The respondent represented Paul Calabrese in connection with a personal injury matter. By a letter dated June 6, 1997, Mr. Calabrese filed a complaint with the Grievance Committee alleging, inter alia, that the respondent failed to remit the portion of the settlement belonging to him. By a letter dated August 15, 1997, the respondent explained that the funds could not be released because of problems in obtaining truthful information from Mr. Calabrese regarding Medicaid liens and a subsequent delay in obtaining information from Medicaid about the exact amount of the liens. By letters dated December 9, 1997 and January 6, 1998, the Grievance Committee requested that the respondent provide escrow account records evidencing his deposit of the settlement check and preservation of the settlement proceeds until their distribution on December 1, 1997. After failing to provide the requested escrow records, the Grievance Committee served the respondent with subpoenas for his personal appearance and the production of records.
The respondent appeared with counsel on May 29, 1998, and was deposed. He testified, inter alia, that he did not have an attorney escrow account and that he deposited client funds, including those belonging to Mr. Calabrese, into an ordinary checking account that a non-attorney could access. The respondent further testified that after concerns arose regarding the security of the Calabrese funds that were deposited into his checking account, he removed those funds and gave them to his sister and mother for safekeeping.
Charge Two alleged that,' based on the foregoing factual allegations, the respondent failed to properly safeguard client funds, in violation of his duties as a fiduciary and Code of Professional Responsibility DR 9-102 (b) (4) (22 NYCRR 1200.46 [b] [4]).

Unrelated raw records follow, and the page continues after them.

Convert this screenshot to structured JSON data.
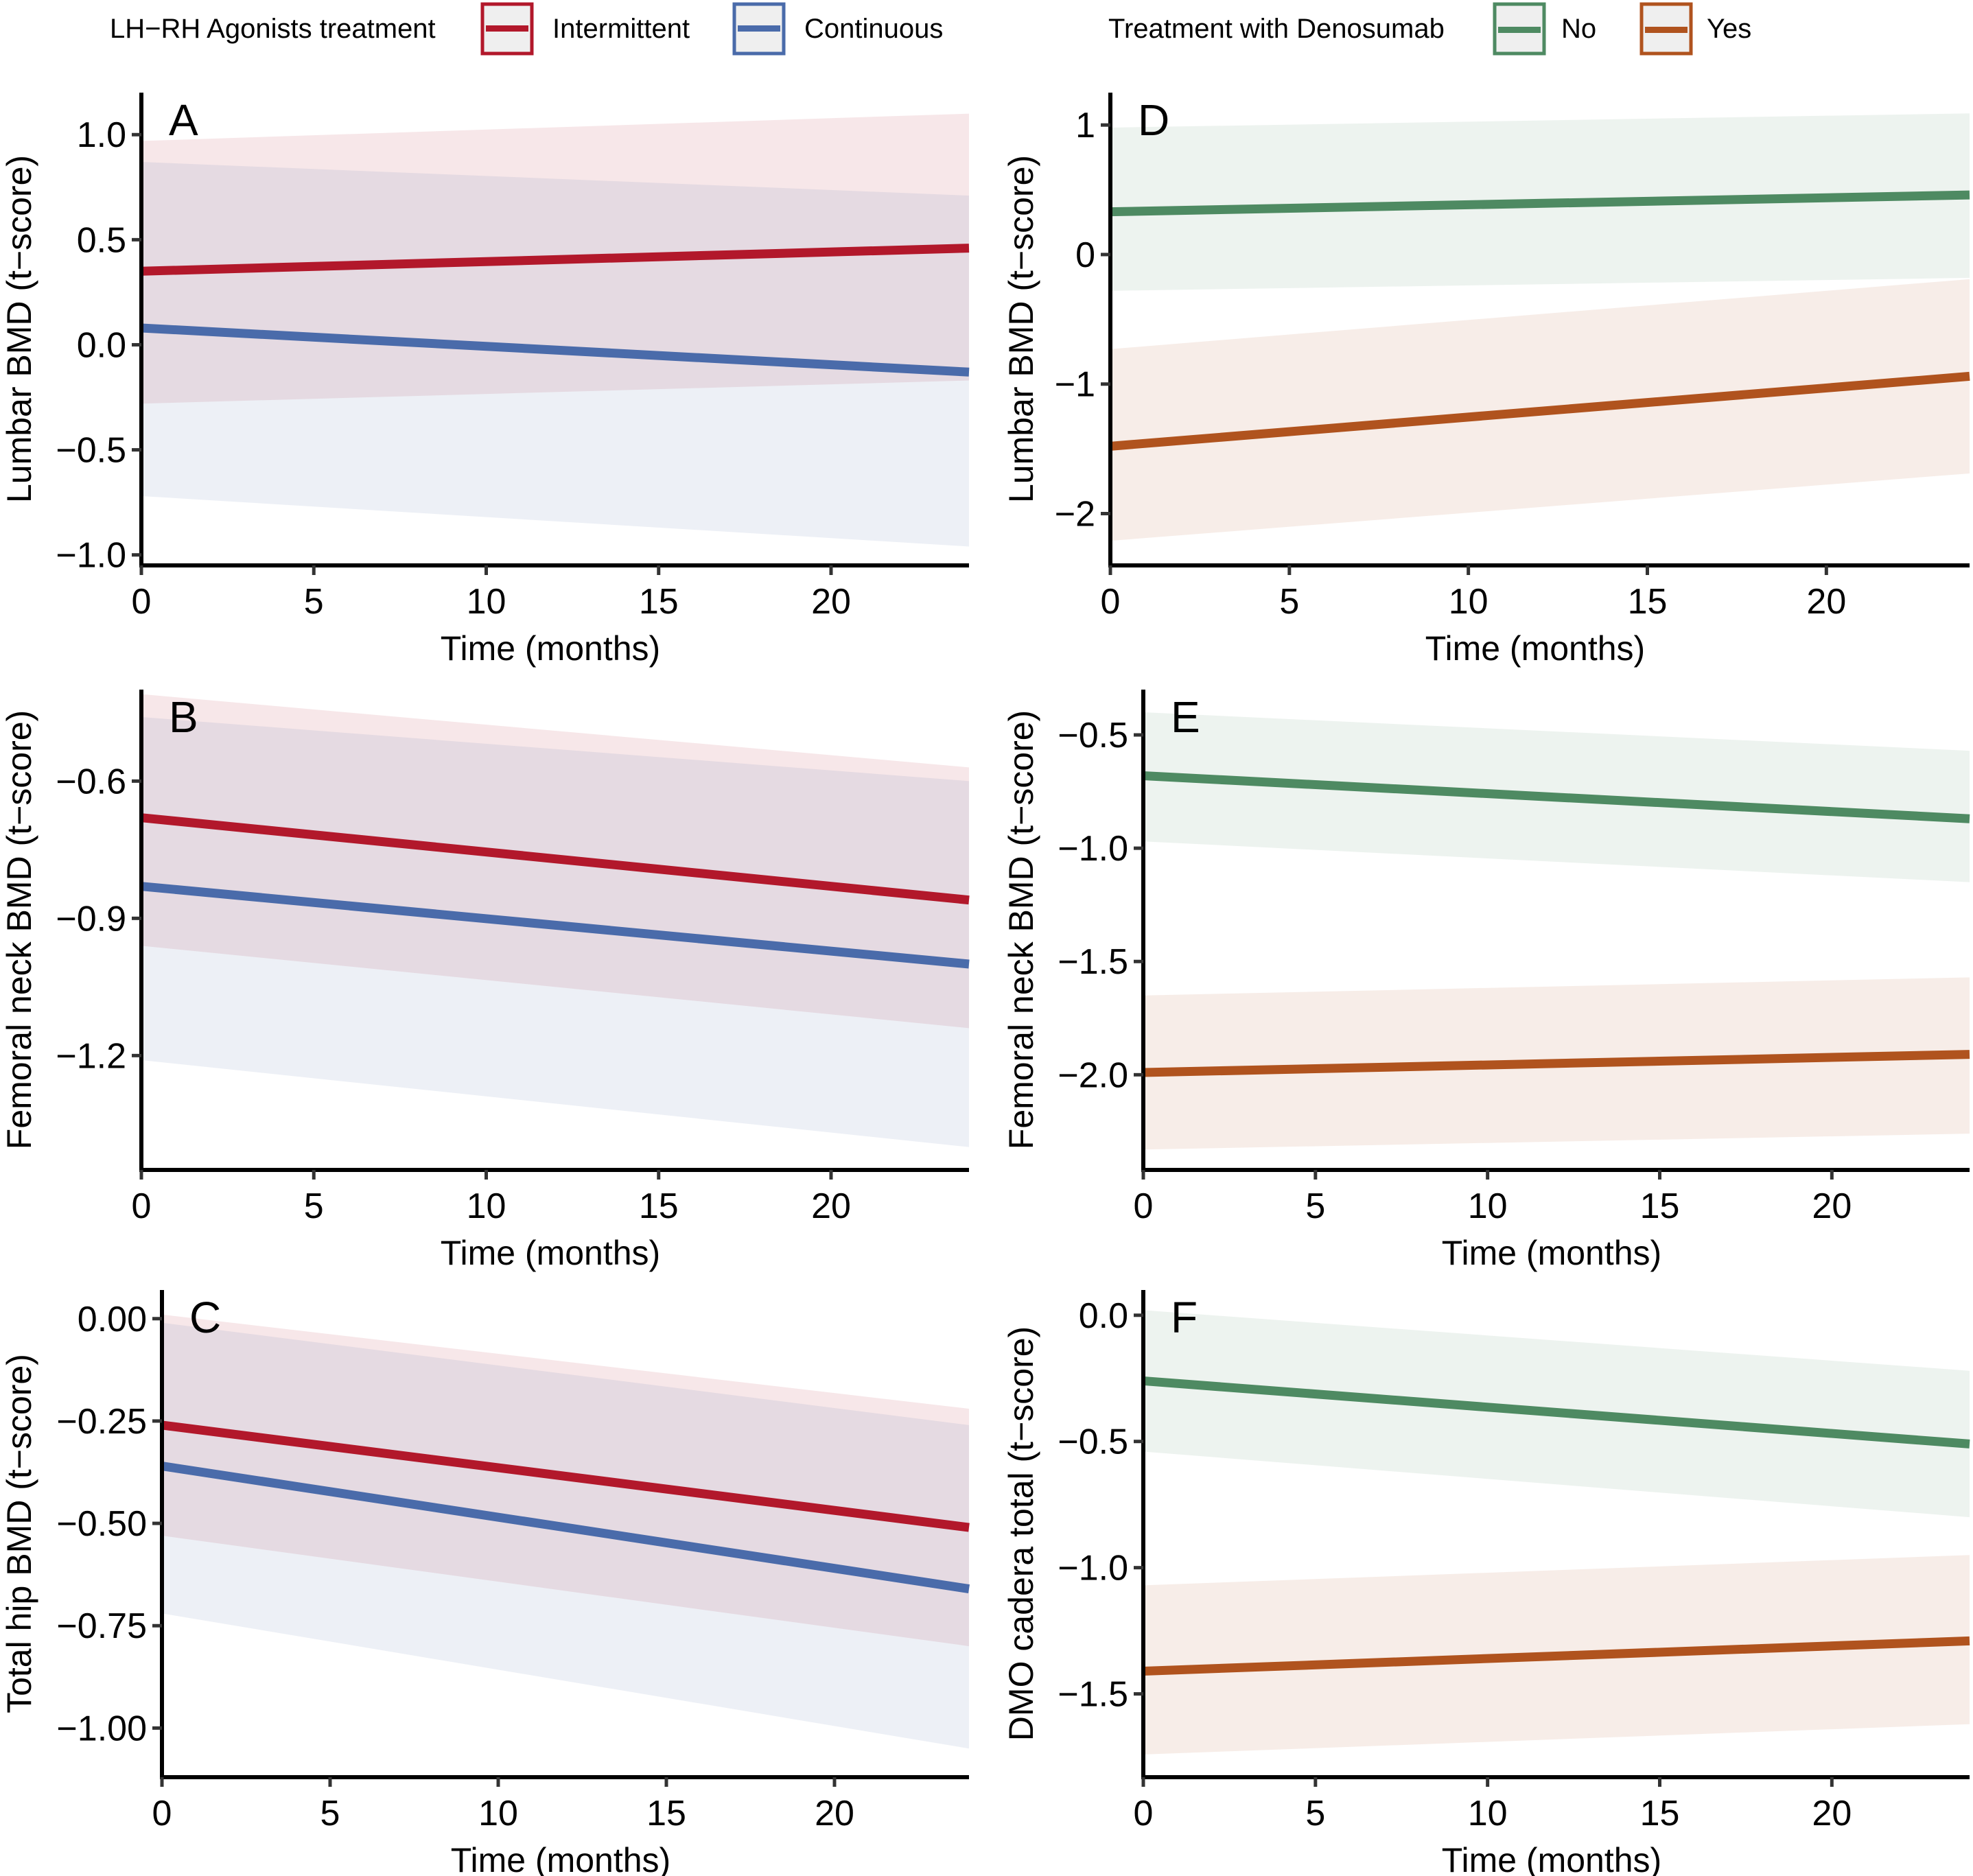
{
  "legends": [
    {
      "title": "LH−RH Agonists treatment",
      "entries": [
        {
          "label": "Intermittent",
          "color": "#B2182B"
        },
        {
          "label": "Continuous",
          "color": "#4A6BAA"
        }
      ]
    },
    {
      "title": "Treatment with Denosumab",
      "entries": [
        {
          "label": "No",
          "color": "#4E8A62"
        },
        {
          "label": "Yes",
          "color": "#B0531E"
        }
      ]
    }
  ],
  "chart_data": [
    {
      "panel": "A",
      "type": "line",
      "ylabel": "Lumbar BMD (t−score)",
      "xlabel": "Time (months)",
      "xlim": [
        0,
        24
      ],
      "ylim": [
        -1.05,
        1.2
      ],
      "xticks": [
        0,
        5,
        10,
        15,
        20
      ],
      "yticks": [
        -1.0,
        -0.5,
        0.0,
        0.5,
        1.0
      ],
      "ytick_labels": [
        "−1.0",
        "−0.5",
        "0.0",
        "0.5",
        "1.0"
      ],
      "legend_group": 0,
      "series": [
        {
          "name": "Intermittent",
          "x": [
            0,
            24
          ],
          "y": [
            0.35,
            0.46
          ],
          "ci_low": [
            -0.28,
            -0.17
          ],
          "ci_high": [
            0.97,
            1.1
          ]
        },
        {
          "name": "Continuous",
          "x": [
            0,
            24
          ],
          "y": [
            0.08,
            -0.13
          ],
          "ci_low": [
            -0.72,
            -0.96
          ],
          "ci_high": [
            0.87,
            0.71
          ]
        }
      ]
    },
    {
      "panel": "B",
      "type": "line",
      "ylabel": "Femoral neck BMD (t−score)",
      "xlabel": "Time (months)",
      "xlim": [
        0,
        24
      ],
      "ylim": [
        -1.45,
        -0.4
      ],
      "xticks": [
        0,
        5,
        10,
        15,
        20
      ],
      "yticks": [
        -1.2,
        -0.9,
        -0.6
      ],
      "ytick_labels": [
        "−1.2",
        "−0.9",
        "−0.6"
      ],
      "legend_group": 0,
      "series": [
        {
          "name": "Intermittent",
          "x": [
            0,
            24
          ],
          "y": [
            -0.68,
            -0.86
          ],
          "ci_low": [
            -0.96,
            -1.14
          ],
          "ci_high": [
            -0.41,
            -0.57
          ]
        },
        {
          "name": "Continuous",
          "x": [
            0,
            24
          ],
          "y": [
            -0.83,
            -1.0
          ],
          "ci_low": [
            -1.21,
            -1.4
          ],
          "ci_high": [
            -0.46,
            -0.6
          ]
        }
      ]
    },
    {
      "panel": "C",
      "type": "line",
      "ylabel": "Total hip BMD (t−score)",
      "xlabel": "Time (months)",
      "xlim": [
        0,
        24
      ],
      "ylim": [
        -1.12,
        0.07
      ],
      "xticks": [
        0,
        5,
        10,
        15,
        20
      ],
      "yticks": [
        -1.0,
        -0.75,
        -0.5,
        -0.25,
        0.0
      ],
      "ytick_labels": [
        "−1.00",
        "−0.75",
        "−0.50",
        "−0.25",
        "0.00"
      ],
      "legend_group": 0,
      "series": [
        {
          "name": "Intermittent",
          "x": [
            0,
            24
          ],
          "y": [
            -0.26,
            -0.51
          ],
          "ci_low": [
            -0.53,
            -0.8
          ],
          "ci_high": [
            0.01,
            -0.22
          ]
        },
        {
          "name": "Continuous",
          "x": [
            0,
            24
          ],
          "y": [
            -0.36,
            -0.66
          ],
          "ci_low": [
            -0.72,
            -1.05
          ],
          "ci_high": [
            -0.01,
            -0.26
          ]
        }
      ]
    },
    {
      "panel": "D",
      "type": "line",
      "ylabel": "Lumbar BMD (t−score)",
      "xlabel": "Time (months)",
      "xlim": [
        0,
        24
      ],
      "ylim": [
        -2.4,
        1.25
      ],
      "xticks": [
        0,
        5,
        10,
        15,
        20
      ],
      "yticks": [
        -2,
        -1,
        0,
        1
      ],
      "ytick_labels": [
        "−2",
        "−1",
        "0",
        "1"
      ],
      "legend_group": 1,
      "series": [
        {
          "name": "No",
          "x": [
            0,
            24
          ],
          "y": [
            0.33,
            0.46
          ],
          "ci_low": [
            -0.28,
            -0.18
          ],
          "ci_high": [
            0.98,
            1.09
          ]
        },
        {
          "name": "Yes",
          "x": [
            0,
            24
          ],
          "y": [
            -1.48,
            -0.94
          ],
          "ci_low": [
            -2.21,
            -1.69
          ],
          "ci_high": [
            -0.73,
            -0.19
          ]
        }
      ]
    },
    {
      "panel": "E",
      "type": "line",
      "ylabel": "Femoral neck BMD (t−score)",
      "xlabel": "Time (months)",
      "xlim": [
        0,
        24
      ],
      "ylim": [
        -2.42,
        -0.3
      ],
      "xticks": [
        0,
        5,
        10,
        15,
        20
      ],
      "yticks": [
        -2.0,
        -1.5,
        -1.0,
        -0.5
      ],
      "ytick_labels": [
        "−2.0",
        "−1.5",
        "−1.0",
        "−0.5"
      ],
      "legend_group": 1,
      "series": [
        {
          "name": "No",
          "x": [
            0,
            24
          ],
          "y": [
            -0.68,
            -0.87
          ],
          "ci_low": [
            -0.97,
            -1.15
          ],
          "ci_high": [
            -0.4,
            -0.57
          ]
        },
        {
          "name": "Yes",
          "x": [
            0,
            24
          ],
          "y": [
            -1.99,
            -1.91
          ],
          "ci_low": [
            -2.33,
            -2.26
          ],
          "ci_high": [
            -1.65,
            -1.57
          ]
        }
      ]
    },
    {
      "panel": "F",
      "type": "line",
      "ylabel": "DMO cadera total (t−score)",
      "xlabel": "Time (months)",
      "xlim": [
        0,
        24
      ],
      "ylim": [
        -1.83,
        0.1
      ],
      "xticks": [
        0,
        5,
        10,
        15,
        20
      ],
      "yticks": [
        -1.5,
        -1.0,
        -0.5,
        0.0
      ],
      "ytick_labels": [
        "−1.5",
        "−1.0",
        "−0.5",
        "0.0"
      ],
      "legend_group": 1,
      "series": [
        {
          "name": "No",
          "x": [
            0,
            24
          ],
          "y": [
            -0.26,
            -0.51
          ],
          "ci_low": [
            -0.54,
            -0.8
          ],
          "ci_high": [
            0.02,
            -0.22
          ]
        },
        {
          "name": "Yes",
          "x": [
            0,
            24
          ],
          "y": [
            -1.41,
            -1.29
          ],
          "ci_low": [
            -1.74,
            -1.62
          ],
          "ci_high": [
            -1.07,
            -0.95
          ]
        }
      ]
    }
  ]
}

*129In view of the evidence adduced at the hearing and respondent’s testimony, the Special Referee properly sustained both charges of professional misconduct.
The respondent’s prior disciplinary history consists of letters of admonition in 1997 and 1998, respectively.
Under the totality of circumstances, the respondent is suspended from the practice of law for a period of five years.
Mangano, P. J., O’Brien, Ritter, Santucci and Joy, JJ., concur.
Ordered that the petitioner’s motion to confirm the report of the Special Referee is granted; and it is further,
Ordered that the respondent, Jeffrey Paul Segal, is suspended from the practice of law for a period of five years, commencing July 26, 2000, and continuing until the further order of this Court, with leave to the respondent to apply for reinstatement no sooner than six months prior to the expiration of the said period of five years upon furnishing satisfactory proof that (a) during the said period he refrained from practicing or attempting to practice law, (b) he has fully complied with this order and with the terms and provisions of the written rules governing the conduct of disbarred, suspended and resigned attorneys (22 NYCRR 691.10), and (c) he has otherwise properly conducted himself; and it is further,
Ordered that pursuant to Judiciary Law § 90, during the period of suspension and until the further order of this Court, the respondent, Jeffrey Paul Segal, shall desist and refrain from (1) practicing law in any form, either as principal or agent, clerk, or employee of another, (2) appearing as an attorney or counselor-at-law before any court, Judge, Justice, board, commission, or other public authority, (3) giving to another an opinion as to the law or its application or any advice in relation thereto, and (4) holding himself out in any way as an attorney and counselor-at-law.